Huh? Last time this story came out, the limit was 160,000€


----------



## xabiaxica (Jun 23, 2009)

elenetxu said:


> Huh? Last time this story came out, the limit was 160,000€


thjat's what I thought!!

half a million makes way more sense though - 160,000 € just didn't seem enough..


----------



## NickZ (Jun 26, 2009)

Is there an actual law?


----------



## 213979 (Apr 11, 2013)

xabiachica said:


> thjat's what I thought!!
> 
> half a million makes way more sense though - 160,000 € just didn't seem enough..


Sounds like a decent way to attract investment, though! 
Far less people are going to be able to spend 500,000€ on a home. 
That being said, I remember reading that work permission wasn't going to be automatically available on this visa. Makes sense, then, to raise the threshold.


----------



## Sirtravelot (Jul 20, 2011)

If I was a Russian and Spanish speaking Estate Agent I'd be making seriously crazy money this year.


----------



## xabiaxica (Jun 23, 2009)

NickZ said:


> Is there an actual law?


the article says it's coming into law in July - there was an announcement sometime around the middle of last year that it was planned


----------



## baldilocks (Mar 7, 2010)

It is probably restricted only to those members of the PP faction in government who want to sell some of the property they have bought with ill-gotten gains/back-handers. or am I being a touch cynical?


----------



## NickZ (Jun 26, 2009)

xabiachica said:


> the article says it's coming into law in July - there was an announcement sometime around the middle of last year that it was planned


So does that mean a law is before parliament or that there might be a law announced in July? 

I don't see anybody official quoted


----------



## skip o (Aug 1, 2011)

NickZ said:


> So does that mean a law is before parliament or that there might be a law announced in July?
> 
> I don't see anybody official quoted


I have seen so much misinformation about this "law." It was mentioned as a possibility by one official @ 6 months ago, and I haven't seen a single official word since. Yet even the New York Times had an article acting like the law had already been passed. 

I am guessing a lot of desperate people just want to convince themselves that this law has definitely happened when it hasn't.


----------



## doro (Aug 1, 2010)

skip o said:


> I have seen so much misinformation about this "law." It was mentioned as a possibility by one official @ 6 months ago, and I haven't seen a single official word since. Yet even the New York Times had an article acting like the law had already been passed.
> 
> I am guessing a lot of desperate people just want to convince themselves that this law has definitely happened when it hasn't.

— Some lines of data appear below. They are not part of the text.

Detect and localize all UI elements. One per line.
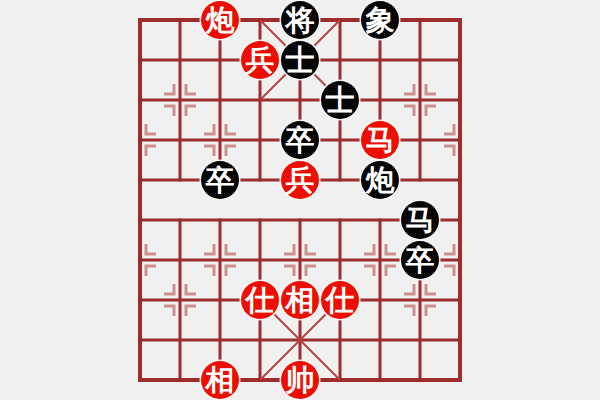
piece-black-pawn[interactable]: 卒: [201, 161, 239, 199]
piece-black-advisor[interactable]: 士: [321, 81, 359, 119]
piece-black-horse[interactable]: 马: [401, 201, 439, 239]
piece-red-advisor[interactable]: 仕: [321, 281, 359, 319]
piece-red-pawn[interactable]: 兵: [241, 41, 279, 79]
piece-red-advisor[interactable]: 仕: [241, 281, 279, 319]
piece-black-general[interactable]: 将: [281, 1, 319, 39]
piece-black-pawn[interactable]: 卒: [281, 121, 319, 159]
piece-red-elephant[interactable]: 相: [201, 361, 239, 399]
piece-black-advisor[interactable]: 士: [281, 41, 319, 79]
piece-red-pawn[interactable]: 兵: [281, 161, 319, 199]
xiangqi-board[interactable]: 炮将象兵士士卒马卒兵炮马卒仕相仕相帅: [0, 0, 600, 400]
piece-red-cannon[interactable]: 炮: [201, 1, 239, 39]
piece-red-horse[interactable]: 马: [361, 121, 399, 159]
piece-black-elephant[interactable]: 象: [361, 1, 399, 39]
piece-black-cannon[interactable]: 炮: [361, 161, 399, 199]
piece-red-elephant[interactable]: 相: [281, 281, 319, 319]
piece-red-general[interactable]: 帅: [281, 361, 319, 399]
xiangqi-app: 炮将象兵士士卒马卒兵炮马卒仕相仕相帅: [0, 0, 600, 400]
pieces-layer: 炮将象兵士士卒马卒兵炮马卒仕相仕相帅: [0, 0, 600, 400]
piece-black-pawn[interactable]: 卒: [401, 241, 439, 279]
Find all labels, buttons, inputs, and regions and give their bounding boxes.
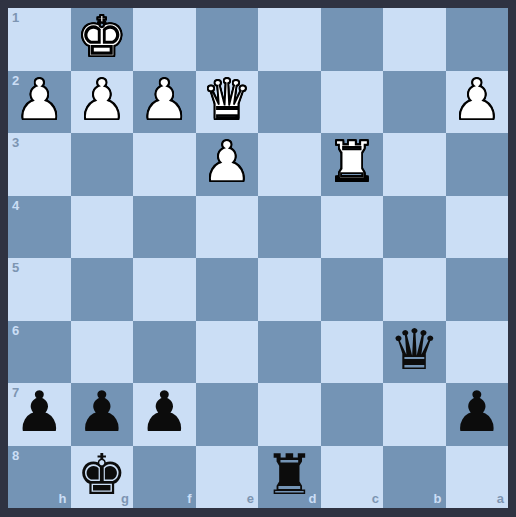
piece-white-pawn[interactable]: ♟ [202,134,252,190]
square-a2[interactable]: ♟ [446,71,509,134]
piece-black-pawn[interactable]: ♟ [452,384,502,440]
square-c6[interactable] [321,321,384,384]
rank-label-4: 4 [12,199,19,212]
piece-black-king[interactable]: ♚ [77,447,127,503]
square-e1[interactable] [196,8,259,71]
piece-white-king[interactable]: ♚ [77,9,127,65]
file-label-a: a [497,492,504,505]
square-c2[interactable] [321,71,384,134]
square-h3[interactable]: 3 [8,133,71,196]
square-f2[interactable]: ♟ [133,71,196,134]
square-g5[interactable] [71,258,134,321]
square-b1[interactable] [383,8,446,71]
square-b6[interactable]: ♛ [383,321,446,384]
square-c7[interactable] [321,383,384,446]
piece-white-queen[interactable]: ♛ [202,72,252,128]
square-b7[interactable] [383,383,446,446]
square-b2[interactable] [383,71,446,134]
piece-black-pawn[interactable]: ♟ [14,384,64,440]
square-f6[interactable] [133,321,196,384]
square-c5[interactable] [321,258,384,321]
square-a6[interactable] [446,321,509,384]
square-h4[interactable]: 4 [8,196,71,259]
square-h1[interactable]: 1 [8,8,71,71]
file-label-h: h [59,492,67,505]
square-e3[interactable]: ♟ [196,133,259,196]
rank-label-1: 1 [12,11,19,24]
rank-label-3: 3 [12,136,19,149]
file-label-b: b [434,492,442,505]
square-a5[interactable] [446,258,509,321]
square-f1[interactable] [133,8,196,71]
square-a1[interactable] [446,8,509,71]
chess-board-frame: 1♚2♟♟♟♛♟3♟♜456♛7♟♟♟♟8hg♚fed♜cba [0,0,516,517]
piece-black-pawn[interactable]: ♟ [139,384,189,440]
square-c3[interactable]: ♜ [321,133,384,196]
square-d8[interactable]: d♜ [258,446,321,509]
rank-label-8: 8 [12,449,19,462]
square-g3[interactable] [71,133,134,196]
piece-white-pawn[interactable]: ♟ [452,72,502,128]
square-b4[interactable] [383,196,446,259]
square-d6[interactable] [258,321,321,384]
square-e4[interactable] [196,196,259,259]
square-b8[interactable]: b [383,446,446,509]
square-e5[interactable] [196,258,259,321]
square-g7[interactable]: ♟ [71,383,134,446]
square-c8[interactable]: c [321,446,384,509]
file-label-f: f [187,492,191,505]
piece-black-queen[interactable]: ♛ [389,322,439,378]
square-h2[interactable]: 2♟ [8,71,71,134]
rank-label-6: 6 [12,324,19,337]
piece-white-rook[interactable]: ♜ [327,134,377,190]
square-g8[interactable]: g♚ [71,446,134,509]
square-g6[interactable] [71,321,134,384]
square-a7[interactable]: ♟ [446,383,509,446]
square-g1[interactable]: ♚ [71,8,134,71]
piece-white-pawn[interactable]: ♟ [139,72,189,128]
square-e2[interactable]: ♛ [196,71,259,134]
square-d1[interactable] [258,8,321,71]
square-e8[interactable]: e [196,446,259,509]
square-d7[interactable] [258,383,321,446]
piece-black-rook[interactable]: ♜ [264,447,314,503]
file-label-e: e [247,492,254,505]
piece-black-pawn[interactable]: ♟ [77,384,127,440]
square-d3[interactable] [258,133,321,196]
square-c1[interactable] [321,8,384,71]
square-d5[interactable] [258,258,321,321]
square-d4[interactable] [258,196,321,259]
square-g2[interactable]: ♟ [71,71,134,134]
rank-label-5: 5 [12,261,19,274]
square-h8[interactable]: 8h [8,446,71,509]
square-g4[interactable] [71,196,134,259]
square-h7[interactable]: 7♟ [8,383,71,446]
square-a4[interactable] [446,196,509,259]
square-h5[interactable]: 5 [8,258,71,321]
square-a3[interactable] [446,133,509,196]
square-f7[interactable]: ♟ [133,383,196,446]
square-f4[interactable] [133,196,196,259]
chess-board: 1♚2♟♟♟♛♟3♟♜456♛7♟♟♟♟8hg♚fed♜cba [8,8,508,508]
square-e7[interactable] [196,383,259,446]
square-f8[interactable]: f [133,446,196,509]
square-b5[interactable] [383,258,446,321]
square-e6[interactable] [196,321,259,384]
piece-white-pawn[interactable]: ♟ [14,72,64,128]
file-label-c: c [372,492,379,505]
square-f5[interactable] [133,258,196,321]
square-c4[interactable] [321,196,384,259]
square-f3[interactable] [133,133,196,196]
square-d2[interactable] [258,71,321,134]
square-a8[interactable]: a [446,446,509,509]
piece-white-pawn[interactable]: ♟ [77,72,127,128]
square-b3[interactable] [383,133,446,196]
square-h6[interactable]: 6 [8,321,71,384]
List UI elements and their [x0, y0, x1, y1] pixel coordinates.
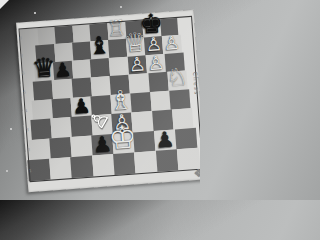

Desperate?? You call the one with 500.000 euro ready to be spent on a house desperate?

Or you refer at some one who want to sell?

I really doubt this law will change anything at all. The amount of empty houses is insane. You really think there are so many buyers? And you have idea how many houses are over-overpriced, just because of that?

And lets put it like that, some one who have 500.000 euro to spend on a house.. you realize that not represent all his money, he should have much more. You think such person really have problems getting ANY visa? You get instant US citizenship with 1 million USD at VIP class. What I want to say, if you have so much money to spend, you're not really in a hurry to get a house in Spain just to obtain residence, when you can get anywhere in this world.


----------



## 213979 (Apr 11, 2013)

Instant US citizenship? Isnt it that you need to invest that amount and guarantee x-number of jobs to locals???


----------



## doro (Aug 1, 2010)

elenetxu said:


> Instant US citizenship? Isnt it that you need to invest that amount and guarantee x-number of jobs to locals???


EB-5 visa - Wikipedia, the free encyclopedia

Is even less now, 500.000 USD +10 employers for 2 years.


----------



## Lonely (Aug 11, 2012)

doro said:


> EB-5 visa - Wikipedia, the free encyclopedia
> 
> Is even less now, 500.000 USD +10 employers for 2 years.


I would not want it not even for free.


----------